Updatefähig statt individuell verdrahtet

Ein weiterer Faktor ist die langfristige Wartbarkeit der Integration. Viele Integrationen scheitern nicht an der Inbetriebnahme, sondern an der Pflege über mehrere Release-Zyklen hinweg. Individuell entwickelte Punkt-zu-Punkt-Schnittstellen verursachen bei Systemänderungen häufig zusätzlichen Anpassungsaufwand.
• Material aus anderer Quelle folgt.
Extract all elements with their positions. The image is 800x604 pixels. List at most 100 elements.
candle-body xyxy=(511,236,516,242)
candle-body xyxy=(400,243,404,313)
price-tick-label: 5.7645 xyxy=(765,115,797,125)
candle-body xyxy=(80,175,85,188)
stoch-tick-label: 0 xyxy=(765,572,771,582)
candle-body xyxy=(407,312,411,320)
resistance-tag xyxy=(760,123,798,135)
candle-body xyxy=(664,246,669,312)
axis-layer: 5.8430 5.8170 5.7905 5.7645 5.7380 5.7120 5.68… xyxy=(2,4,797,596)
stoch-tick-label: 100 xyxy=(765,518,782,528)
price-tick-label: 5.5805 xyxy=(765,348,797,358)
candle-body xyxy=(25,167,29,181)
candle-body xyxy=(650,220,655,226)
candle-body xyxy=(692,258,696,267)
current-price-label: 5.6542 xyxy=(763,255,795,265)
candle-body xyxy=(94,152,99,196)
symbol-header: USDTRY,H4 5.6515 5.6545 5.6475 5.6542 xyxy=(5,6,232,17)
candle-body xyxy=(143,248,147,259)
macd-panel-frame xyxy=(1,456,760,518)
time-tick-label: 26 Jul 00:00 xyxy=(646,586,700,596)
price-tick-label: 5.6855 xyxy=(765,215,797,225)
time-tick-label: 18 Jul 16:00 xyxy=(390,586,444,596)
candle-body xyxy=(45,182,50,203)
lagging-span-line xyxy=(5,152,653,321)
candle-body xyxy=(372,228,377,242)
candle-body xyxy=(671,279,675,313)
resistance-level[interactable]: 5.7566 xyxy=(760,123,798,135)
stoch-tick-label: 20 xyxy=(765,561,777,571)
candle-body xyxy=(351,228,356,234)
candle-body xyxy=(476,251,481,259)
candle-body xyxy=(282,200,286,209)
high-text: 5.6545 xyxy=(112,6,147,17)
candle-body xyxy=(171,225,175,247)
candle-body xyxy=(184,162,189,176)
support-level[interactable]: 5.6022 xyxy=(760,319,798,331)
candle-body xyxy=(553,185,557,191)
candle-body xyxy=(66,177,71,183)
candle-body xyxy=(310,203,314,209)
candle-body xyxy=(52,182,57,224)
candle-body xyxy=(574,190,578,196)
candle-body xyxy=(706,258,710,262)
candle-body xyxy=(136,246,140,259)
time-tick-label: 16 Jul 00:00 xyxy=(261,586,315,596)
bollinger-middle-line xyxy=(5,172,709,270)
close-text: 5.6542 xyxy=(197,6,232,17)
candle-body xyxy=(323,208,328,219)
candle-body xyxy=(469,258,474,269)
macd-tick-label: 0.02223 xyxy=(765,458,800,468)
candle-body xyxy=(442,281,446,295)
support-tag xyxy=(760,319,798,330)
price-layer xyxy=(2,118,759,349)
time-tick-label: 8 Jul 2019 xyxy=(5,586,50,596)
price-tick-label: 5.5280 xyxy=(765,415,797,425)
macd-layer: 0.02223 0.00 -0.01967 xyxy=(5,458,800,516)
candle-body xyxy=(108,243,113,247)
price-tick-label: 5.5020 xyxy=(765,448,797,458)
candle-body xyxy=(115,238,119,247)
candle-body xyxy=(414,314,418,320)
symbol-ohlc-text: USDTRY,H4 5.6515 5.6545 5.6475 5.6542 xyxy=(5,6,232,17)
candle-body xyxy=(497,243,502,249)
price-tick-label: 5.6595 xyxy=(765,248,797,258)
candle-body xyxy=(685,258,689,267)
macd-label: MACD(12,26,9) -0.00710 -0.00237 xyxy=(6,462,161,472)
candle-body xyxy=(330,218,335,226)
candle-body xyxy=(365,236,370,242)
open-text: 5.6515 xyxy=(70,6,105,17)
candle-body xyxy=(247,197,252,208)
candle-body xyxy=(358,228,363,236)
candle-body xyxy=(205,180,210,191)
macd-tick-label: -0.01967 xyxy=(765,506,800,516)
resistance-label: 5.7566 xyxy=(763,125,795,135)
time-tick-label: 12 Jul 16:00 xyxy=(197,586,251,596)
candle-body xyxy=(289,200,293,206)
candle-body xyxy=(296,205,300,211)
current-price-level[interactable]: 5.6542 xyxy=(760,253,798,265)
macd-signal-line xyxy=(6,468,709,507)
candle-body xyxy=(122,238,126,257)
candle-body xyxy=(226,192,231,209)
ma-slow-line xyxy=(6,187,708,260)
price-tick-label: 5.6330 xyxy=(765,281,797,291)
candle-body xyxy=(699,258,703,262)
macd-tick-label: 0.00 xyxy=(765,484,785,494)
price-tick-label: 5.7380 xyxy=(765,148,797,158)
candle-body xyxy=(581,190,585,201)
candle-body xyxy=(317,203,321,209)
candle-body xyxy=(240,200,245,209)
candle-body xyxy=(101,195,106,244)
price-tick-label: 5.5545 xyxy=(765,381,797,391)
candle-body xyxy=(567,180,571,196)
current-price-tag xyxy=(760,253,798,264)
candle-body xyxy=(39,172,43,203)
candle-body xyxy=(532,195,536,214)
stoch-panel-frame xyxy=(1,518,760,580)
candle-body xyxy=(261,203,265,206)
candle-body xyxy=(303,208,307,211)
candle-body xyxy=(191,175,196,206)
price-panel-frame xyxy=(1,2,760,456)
Standardisierte Konnektoren reduzieren dieses Risiko, wenn sie in das jeweilige Ökosystem eingebettet sind. Gerade in Cloud-nahen ERP-Umgebungen gewinnt dieser Aspekt an Bedeutung. Unternehmen können den Integrationsaufwand so besser kalkulieren und Erweiterungen oder Systemupdates einfacher umsetzen. Vor diesem Hintergrund erweitert der APS-Hersteller Dualis GmbH IT Solutions sein ERP-Integrationsportfolio um eine standardisierte Anbindung an Microsoft Dynamics 365 Business Central. Dabei handelt es sich um eine zertifizierte Integrationsanwendung, die vom Partner Leannova entwickelt wurde und über den Microsoft Marketplace verfügbar ist. Die Schnittstelle verbindet Business Central mit dem APS-System Ganttplan von Dualis. Dieses dient als Add-on für ERP- oder MES-Anwendungen zur digitalen Feinplanung und Optimierung von Produktionsprozessen. Über die Integration können ERP-Auftragsdaten aus Microsoft Dynamics 365 Business Central ohne Individualentwicklung in die Feinplanung übernommen werden. Änderungen an Aufträgen oder Terminen im ERP-System werden dabei automatisch im APS-System berücksichtigt und stehen dort für eine ressourcenbasierte Produktionsplanung zur Verfügung. Der Anbieter adressiert damit ein Praxisproblem vieler mittelständischer Fertigungsunternehmen: den Übergang von der Auftragserfassung im ERP zu einer realistischen, belastbaren Produktionsplanung.